More angel food cake recipes
Want to see the recipe in action? Here’s our video for how to make our classic angel food cake, which the process is the same for the strawberry angel food cake.
Strawberry Angel Food Cake
Strawberry Angel Food Cake
- 1 oz freeze dried strawberries
- 1 cup minus 2 tbsp all purpose flour OR gluten free all purpose flour
- 2 tbsp cornstarch
- 1 ½ cups granulated sugar, divided into 3/4 cup
- ¼ tsp salt
- 12 large egg whites, room temperature
- 1 ½ tsp cream of tartar
- ½ tsp vanilla extract
- 2 cups heavy whipping cream
- ½ cup powdered sugar
- 1 tsp vanilla extract
- Chopped strawberries and kiwi
- Empty 1 oz of freeze dried strawberries into a blender, blend until you have a fine strawberry powder.
- Preheat the oven to 350º F. Empty 1 cup of all purpose flour, properly measured, into a medium bowl. Remove 2 tbsp of flour and return to the flour bag. Add 2 tbsp of cornstarch and all the strawberry powder to the flour. Sift 5 times. In this step you’re really making you own cake flour, so everything needs to be incorporated and light as a cloud.
- Add in 3/4 cup sugar and salt to the flour mixture. Sift 2 more times. Set aside.
- In a mixing bowl over medium speed, begin to beat the room temperature egg whites for about 2 minutes. Add in the cream of tartar and vanilla extract. Continue to beat the mixture for 2-3 minutes, turning the speed up to medium-high.
- Gradually add in the remaining 3/4 cup of sugar, about 1 tablespoon at a time. Wait 10-15 seconds between scoops of sugar. Continue to beat the mixture on high until stiff peaks form. The mixture will be white, glossy and really airy! The whole beating process can take 10-13 minutes.
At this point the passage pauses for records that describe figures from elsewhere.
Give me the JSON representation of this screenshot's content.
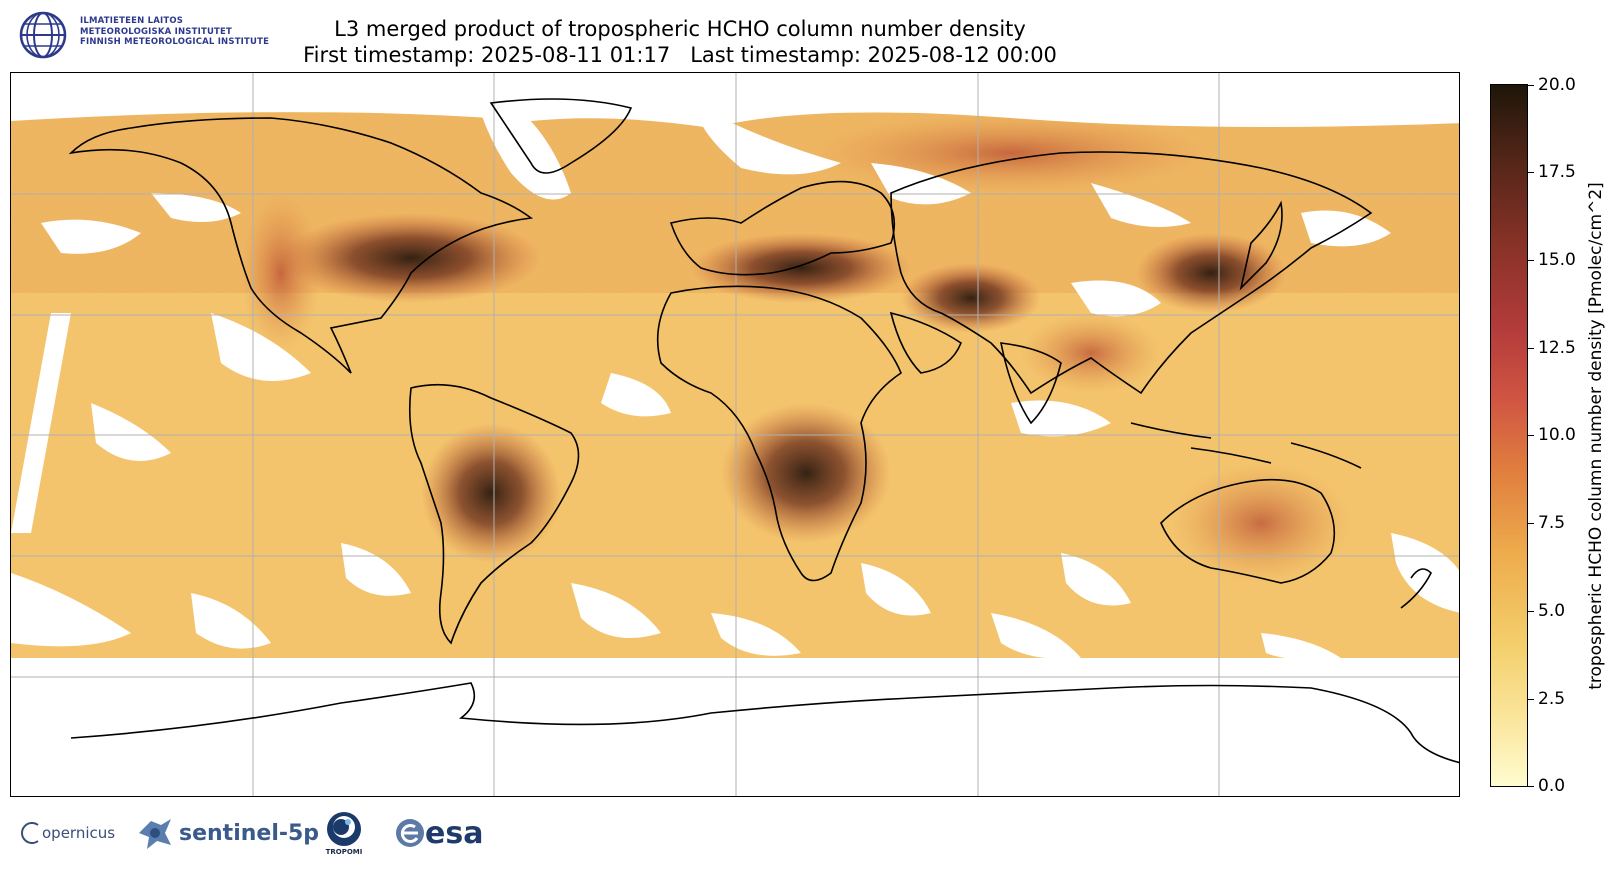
{
  "header": {
    "org_lines": [
      "ILMATIETEEN LAITOS",
      "METEOROLOGISKA INSTITUTET",
      "FINNISH METEOROLOGICAL INSTITUTE"
    ],
    "title_line1": "L3 merged product of tropospheric HCHO column number density",
    "title_line2": "First timestamp: 2025-08-11 01:17   Last timestamp: 2025-08-12 00:00"
  },
  "colorbar": {
    "label": "tropospheric HCHO column number density [Pmolec/cm^2]",
    "range": [
      0.0,
      20.0
    ],
    "ticks": [
      "0.0",
      "2.5",
      "5.0",
      "7.5",
      "10.0",
      "12.5",
      "15.0",
      "17.5",
      "20.0"
    ],
    "colors": [
      "#fffcd0",
      "#f4cf6c",
      "#eeac4d",
      "#e07e3e",
      "#d15543",
      "#b43c3b",
      "#853126",
      "#502517",
      "#1e1609"
    ]
  },
  "map": {
    "projection": "plate carree",
    "grid": true,
    "no_data_color": "#ffffff",
    "high_value_regions": [
      "Central Africa",
      "South America interior",
      "Eastern United States",
      "Mediterranean",
      "Eastern China",
      "Middle East"
    ]
  },
  "footer": {
    "logos": [
      "copernicus",
      "sentinel-5p",
      "TROPOMI",
      "esa"
    ],
    "copernicus_text": "opernicus",
    "sentinel_text": "sentinel-5p",
    "tropomi_text": "TROPOMI",
    "esa_text": "esa"
  }
}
- Remove the bowl from the stand mixer. Gradually sift in the flour mixture (in about 3-4 batches). To do this hold the sifter over the bowl, and add in 1/3 or 1/4 of flour mixture. Then use a spatula to gently FOLD the mixture together. To your best to not over mix, which will deflate your egg whites.
- Add the angel food cake batter to an un-greased angel food cake pan. Run a butter knife through the batter to release any potential air bubbles.
- Place in the oven to bake for 42-45 minutes or until a popsicle stick or kabob skewer comes out clean when inserted into the cake.
- Once the cake is done baking, immediately invert the pan. I like to stick the center of my angel food cake pan on a mug or can of beans to cool inverted. Allow the cake to cool for 2-3 hours, then use a small spatula or knife and go around the sides of the pan and the center piece to help release the cake from the pan. During the cooling process place a metal mixing bowl and beaters in the freezer for the whipped cream.
- Place the cake on a serving plate.
- Place a metal mixing bowl and beaters in the freezer for 15 minutes.
- Remove the bowl from the freezer. Add the heavy cream, powdered sugar and vanilla extract, beat with an electric mixer for 4-5 minutes, or until stiff peaks form / it’s scoop-able with a spoon and holds its shape.
Assemble the cake
- Use a sharp knife or cake lever to cut the angel food cake in half. Remove the top of the cake. Spread half of the whipped cream onto the cake, top with chopped strawberries and kiwi. Place the top of the cake back on, adding remaining whipped fruit and fruit. Cut with a bread knife and serve.